Within 24 hours, it’s been viewed 101,000 times and nearly 400 people have commented.
Jones said he got so many calls and texts after he posted it, he had to hand the helm over to his friends to steer them home.
“I was the teenager on the cellphone for about an hour there.”
No danger
Chris Fischer, founder of Ocearch, a non-profit research organization based in Utah specializing in marine research, watched the video and confirmed it was great white shark — a mature female, about 12 feet long.
It posed no danger, he said. It was “giving them a flyby probably to see if [it] could pick up an easy meal, and then it’s on its way.”
It’s not unusual for a great white to be in the area, said Fischer. His group has tagged about 40 of them in the region.
This is the time of year when the sharks arrive in Atlantic Canada for their summer-fall feeding aggregations, said Fischer. They prevent the seals from hitting the fish stocks too hard and “keep everything in balance.”

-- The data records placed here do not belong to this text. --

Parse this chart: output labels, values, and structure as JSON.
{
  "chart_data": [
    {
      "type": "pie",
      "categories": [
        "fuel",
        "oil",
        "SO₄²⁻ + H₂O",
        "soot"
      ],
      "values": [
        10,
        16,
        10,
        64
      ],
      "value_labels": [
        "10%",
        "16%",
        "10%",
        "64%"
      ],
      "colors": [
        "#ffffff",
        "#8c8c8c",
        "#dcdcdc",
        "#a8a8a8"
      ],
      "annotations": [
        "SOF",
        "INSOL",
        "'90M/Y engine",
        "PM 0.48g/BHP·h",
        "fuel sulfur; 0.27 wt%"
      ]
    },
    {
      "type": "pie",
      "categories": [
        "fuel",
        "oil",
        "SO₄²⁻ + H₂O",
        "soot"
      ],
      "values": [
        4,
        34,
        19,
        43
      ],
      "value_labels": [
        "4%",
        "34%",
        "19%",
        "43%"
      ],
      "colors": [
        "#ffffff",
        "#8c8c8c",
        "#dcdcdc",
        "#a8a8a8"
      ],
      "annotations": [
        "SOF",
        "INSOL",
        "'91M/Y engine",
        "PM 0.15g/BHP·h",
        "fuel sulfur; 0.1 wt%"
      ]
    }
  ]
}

“What we’re really witnessing is the return to abundance of this whole region of the western North Atlantic,” he said, including the steady recovery of great white populations to their historic range.
“It’s super exciting to see and I think we’re going to see more and more of it.”
Jones said he has always been partial to white-sided dolphins. “They take the cake.”
But after his close encounter with the great white, “maybe that’s my new No. 1 because that was just an experience I’ve never had before,” he said.
“It was just one of those incredible events.”